Speaking of putting out fires, today was the day we took the unpleasant but necessary step to deal with our financial woes. MJ was told only one of us had to sign papers, but she was given misinformation. Which meant I had to haul my ass 25 minutes in each direction right in the middle of all this madness.
And oh yeah, did I mention we have my grandfather’s memorial service tomorrow?
So on my way back from admitting financial defeat, after getting no sleep and almost having my kitchen catch on fire the day before a funeral, it was safe to say I was in a pretty bad mood. The proverbial straw that broke the camel’s back was finding myself stuff at a hellish intersection with no traffic light near the center of Plymouth.
Every single time I tried to inch my way out into traffic I had to jam on the brakes because of oncoming cars. A few times I thought I could lurch out quickly but no one was letting me in and I had to stomp on the brakes and then back up quickly to avoid being T-boned.
On and on it went. No one would let me in and the line of cars in both directions looked endless.
I’ve been through a lot in the last year. Job stress, MJ’s health, losing a pregnancy, three daycares, loved ones dying, etc. And yet my most intense freak-out came at the intersection of Route 44 & Allerton Street when I couldn’t take a left-hand turn.
I started screaming at the cars. Swearing, spitting, foaming at the mouth type of stuff. Punching the ceiling, the passenger seat…letting out primal aggression and frustration in the only way I could think of at the time. It only lasted 15-20 seconds but it felt like an eternity. Then, after five minutes of being stuck there, someone stopped and let me in. Just like that. I made the left, hit the gas and I was going again.
(Cue the epiphany music)
My life is stuck at an awful intersection right now. I’m not gonna sugarcoat it or try to look at the bright side, because it really does suck. Don’t get me wrong, I’m lucky I have my wife and my son, but I’m kind of a hot mess at the moment. Broke, frustrated, sanity cascading away like water over the falls. And I can’t see a break in traffic for 1,000 miles in either direction.

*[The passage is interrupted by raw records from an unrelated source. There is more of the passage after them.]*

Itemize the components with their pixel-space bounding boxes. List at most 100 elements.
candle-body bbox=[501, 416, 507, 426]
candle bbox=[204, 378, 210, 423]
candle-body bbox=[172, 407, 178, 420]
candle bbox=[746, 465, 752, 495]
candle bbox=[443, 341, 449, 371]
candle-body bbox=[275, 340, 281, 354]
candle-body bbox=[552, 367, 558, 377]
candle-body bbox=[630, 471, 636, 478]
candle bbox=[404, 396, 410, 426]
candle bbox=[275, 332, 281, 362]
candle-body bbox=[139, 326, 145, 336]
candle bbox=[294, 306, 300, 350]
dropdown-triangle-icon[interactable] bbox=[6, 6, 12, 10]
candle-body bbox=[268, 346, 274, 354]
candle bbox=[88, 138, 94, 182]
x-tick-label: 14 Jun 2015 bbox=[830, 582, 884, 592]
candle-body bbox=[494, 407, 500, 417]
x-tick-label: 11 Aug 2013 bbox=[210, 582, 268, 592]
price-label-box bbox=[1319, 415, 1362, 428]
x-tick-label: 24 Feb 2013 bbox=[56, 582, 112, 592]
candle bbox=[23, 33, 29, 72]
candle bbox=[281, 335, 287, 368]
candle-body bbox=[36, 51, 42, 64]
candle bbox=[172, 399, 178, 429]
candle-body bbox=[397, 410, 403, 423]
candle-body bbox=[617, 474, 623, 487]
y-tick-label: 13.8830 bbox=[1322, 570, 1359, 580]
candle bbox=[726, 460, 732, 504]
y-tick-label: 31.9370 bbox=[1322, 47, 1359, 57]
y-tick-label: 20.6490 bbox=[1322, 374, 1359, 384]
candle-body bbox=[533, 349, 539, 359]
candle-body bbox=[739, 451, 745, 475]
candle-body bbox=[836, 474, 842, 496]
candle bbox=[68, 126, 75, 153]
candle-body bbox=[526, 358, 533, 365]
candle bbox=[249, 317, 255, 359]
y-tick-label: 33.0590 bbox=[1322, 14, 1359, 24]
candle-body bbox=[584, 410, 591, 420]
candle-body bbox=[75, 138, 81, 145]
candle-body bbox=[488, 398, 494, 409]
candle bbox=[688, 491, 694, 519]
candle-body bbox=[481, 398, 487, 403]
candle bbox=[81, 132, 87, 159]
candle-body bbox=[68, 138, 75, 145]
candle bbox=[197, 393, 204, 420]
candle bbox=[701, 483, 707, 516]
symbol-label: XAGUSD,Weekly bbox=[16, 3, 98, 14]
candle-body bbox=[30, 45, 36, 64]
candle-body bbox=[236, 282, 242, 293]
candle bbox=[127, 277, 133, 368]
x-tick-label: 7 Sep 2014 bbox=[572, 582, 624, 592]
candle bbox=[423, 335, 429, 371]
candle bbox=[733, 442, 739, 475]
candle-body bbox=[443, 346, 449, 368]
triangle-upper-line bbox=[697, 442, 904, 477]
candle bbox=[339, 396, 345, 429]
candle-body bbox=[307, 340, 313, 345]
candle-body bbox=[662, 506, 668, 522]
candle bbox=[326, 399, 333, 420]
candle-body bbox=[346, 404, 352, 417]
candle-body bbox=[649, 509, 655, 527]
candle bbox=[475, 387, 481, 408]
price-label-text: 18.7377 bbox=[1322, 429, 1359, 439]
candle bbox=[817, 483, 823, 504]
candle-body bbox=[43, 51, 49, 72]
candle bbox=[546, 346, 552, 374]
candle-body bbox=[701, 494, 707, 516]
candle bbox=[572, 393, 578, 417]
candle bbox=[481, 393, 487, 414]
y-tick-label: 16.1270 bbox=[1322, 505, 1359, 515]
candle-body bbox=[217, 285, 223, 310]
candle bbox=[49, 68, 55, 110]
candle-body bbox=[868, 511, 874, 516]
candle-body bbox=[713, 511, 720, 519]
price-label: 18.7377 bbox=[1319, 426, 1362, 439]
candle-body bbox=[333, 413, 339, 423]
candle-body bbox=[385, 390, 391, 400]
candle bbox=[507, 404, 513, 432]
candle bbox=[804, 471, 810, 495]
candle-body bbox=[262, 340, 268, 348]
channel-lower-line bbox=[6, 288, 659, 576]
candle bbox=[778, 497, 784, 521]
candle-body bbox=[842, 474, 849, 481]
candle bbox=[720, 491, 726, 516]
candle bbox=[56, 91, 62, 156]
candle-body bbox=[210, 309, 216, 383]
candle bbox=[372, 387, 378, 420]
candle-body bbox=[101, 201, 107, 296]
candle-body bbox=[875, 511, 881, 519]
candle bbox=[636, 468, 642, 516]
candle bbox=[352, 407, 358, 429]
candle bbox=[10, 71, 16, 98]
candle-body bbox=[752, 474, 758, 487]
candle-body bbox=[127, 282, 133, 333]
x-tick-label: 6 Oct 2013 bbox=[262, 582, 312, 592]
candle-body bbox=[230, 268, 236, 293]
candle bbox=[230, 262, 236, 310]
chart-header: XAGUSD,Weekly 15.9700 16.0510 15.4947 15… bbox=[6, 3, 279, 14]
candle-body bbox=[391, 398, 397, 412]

But somebody’s gonna let me in. I may have to peel out and burn some rubber, but my break is coming. I think a good bulk of my unhappiness stems from losing sight of the little things that make life fun. Like Will’s crazy mannerisms, alone time with MJ and the high I’d almost forgotten from exercise. So I’m going to start enjoying life instead of tolerating it.
Well, you know… right after the funeral tomorrow and the anniversary celebration that is now taking place in our living room instead of a hotel spa.